Glitch Factory’s first project was a party game. Now the Brazilian studio is getting ready for another sort of party — the launch of an action-role-playing game.
Today, Glitch Factory and publisher Ysbryd Games announced that No Place For Bravery will be released in the first quarter of 2021 for the PC and Nintendo Switch. It’s a top-down action-RPG and shows that Brazil is continuing to expand from making games for folks to enjoy locally to releasing titles for a worldwide audience, bringing yet more voices into the industry.
“Party Saboteurs was our first project as a team. We decided to focus on a tight scope to test the waters. Since then, we developed a few projects, and that gave us the confidence to aim for a more ambitious game. As for RPGs, our team has grown in the era of 2D RPGs and dungeon-crawlers — we’ve always loved these genres that can pleasantly combine action, strategy, and strong narrative,” producer Matheus Queiroz said over email about this project.
No Place For Bravery is about Thorn, an old soldier in the world of Dewr. He’s done with fighting, or so he thinks, when he discovers that his long-lost daughter Leaf is still alive. Thorn still has lots of nightmares about his past and his daughter, so he and his disabled foster son, Phid, set out on an adventure to find Leaf … and deal with Thorn’s past.
Thorn’s world, you see, is not a nice place.
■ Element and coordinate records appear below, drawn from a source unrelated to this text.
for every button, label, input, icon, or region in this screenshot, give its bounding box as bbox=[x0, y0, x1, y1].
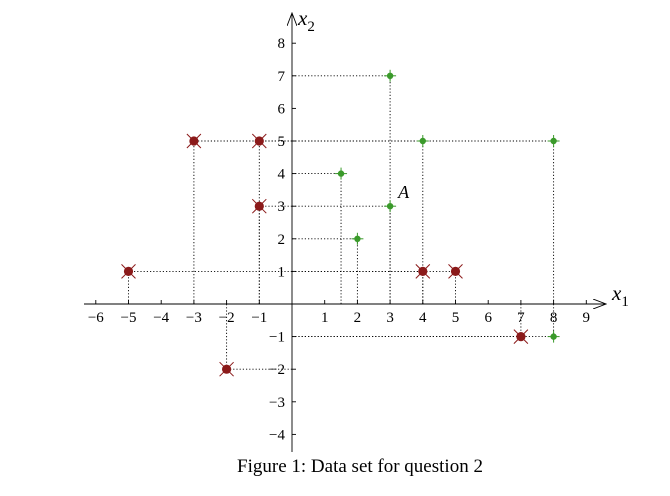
negative-point bbox=[448, 264, 463, 279]
y-tick-label: 3 bbox=[278, 199, 286, 215]
x-tick-label: 9 bbox=[583, 310, 591, 326]
negative-point bbox=[415, 264, 431, 279]
x-tick-label: −4 bbox=[153, 310, 169, 326]
point-annotation: A bbox=[397, 182, 410, 202]
figure-caption: Figure 1: Data set for question 2 bbox=[237, 456, 483, 477]
positive-point bbox=[547, 135, 560, 147]
positive-point bbox=[416, 135, 429, 147]
positive-point bbox=[547, 330, 560, 343]
positive-point bbox=[351, 232, 364, 245]
y-tick-label: 2 bbox=[278, 232, 286, 248]
x-tick-label: 2 bbox=[354, 310, 362, 326]
x-tick-label: 8 bbox=[550, 310, 558, 326]
x-tick-label: 5 bbox=[452, 310, 460, 326]
negative-point bbox=[121, 264, 136, 279]
x-tick-label: 6 bbox=[484, 310, 492, 326]
y-tick-label: 7 bbox=[278, 69, 286, 85]
x-axis-label: x1 bbox=[611, 281, 629, 310]
y-tick-label: 6 bbox=[278, 101, 286, 117]
x-tick-label: 7 bbox=[517, 310, 525, 326]
x-tick-label: −3 bbox=[186, 310, 202, 326]
y-tick-label: 5 bbox=[278, 134, 286, 150]
y-tick-label: −2 bbox=[269, 362, 285, 378]
projection-lines bbox=[128, 75, 555, 370]
axis-labels: x1 x2 bbox=[297, 6, 629, 310]
x-tick-label: 4 bbox=[419, 310, 427, 326]
negative-point bbox=[251, 133, 267, 149]
negative-point bbox=[251, 198, 267, 214]
axis-ticks: −6 −5 −4 −3 −2 −1 1 2 3 4 5 6 7 8 9 −4 −3 −2 −1 1 2 3 4 5 6 7 8 bbox=[88, 36, 590, 443]
y-tick-label: −3 bbox=[269, 395, 285, 411]
y-tick-label: 4 bbox=[278, 167, 286, 183]
x-tick-label: −6 bbox=[88, 310, 104, 326]
x-tick-label: 1 bbox=[321, 310, 329, 326]
x-tick-label: −5 bbox=[121, 310, 137, 326]
x-tick-label: 3 bbox=[386, 310, 394, 326]
y-tick-label: −4 bbox=[269, 427, 285, 443]
y-tick-label: 8 bbox=[278, 36, 286, 52]
positive-point bbox=[384, 69, 397, 82]
axes bbox=[84, 13, 606, 452]
x-tick-label: −1 bbox=[251, 310, 267, 326]
positive-point bbox=[384, 200, 397, 213]
y-tick-label: −1 bbox=[269, 330, 285, 346]
data-points bbox=[121, 69, 560, 377]
y-axis-label: x2 bbox=[297, 6, 315, 35]
negative-point bbox=[219, 361, 234, 377]
positive-point bbox=[335, 167, 348, 180]
annotations: A bbox=[397, 182, 410, 202]
negative-point bbox=[186, 133, 202, 149]
x-tick-label: −2 bbox=[219, 310, 235, 326]
negative-point bbox=[513, 329, 529, 344]
y-tick-label: 1 bbox=[278, 264, 286, 280]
“[Dewr is] a war-torn medieval world, devastated by godlike creatures and countless wars waged by humans,” Queiroz said. “We always wanted to make an RPG that felt ‘more real,’ less heroic, with flawed characters and a relentless world. We used to say that we wanted to make a game that felt like it was created by the Cohen Brothers.”
Glitch Factory says No Place for Bravery’s progression isn’t about gaining levels or boosting your stats. It’s not that kind of RPG. Instead, you earn upgrades from important encounters or unearthing secrets. As far as combat goes, the studio says it’s fast-paced, with a focus on swift strikes and parries.
One of the most interesting aspects of No Place For Bravery is that Glitch Factory first started this project as a roguelike, not a full RPG. It ended up overhauling the story based on the experiences of its designers, many of whom had dealt with toxic relationships and absent parents, the studio said.
“When we first announced No Place for Bravery back in 2016, we said the game was going to be a roguelike, with tons of replayability. We shifted our vision to an action-RPG, as that’s more like what the team wanted to do. That way we could move to Metroidvania/Souls-like elements, especially on its level design, and a heavy focus on narrative, which is closer to the heart of our team’s original vision,” Queiroz said.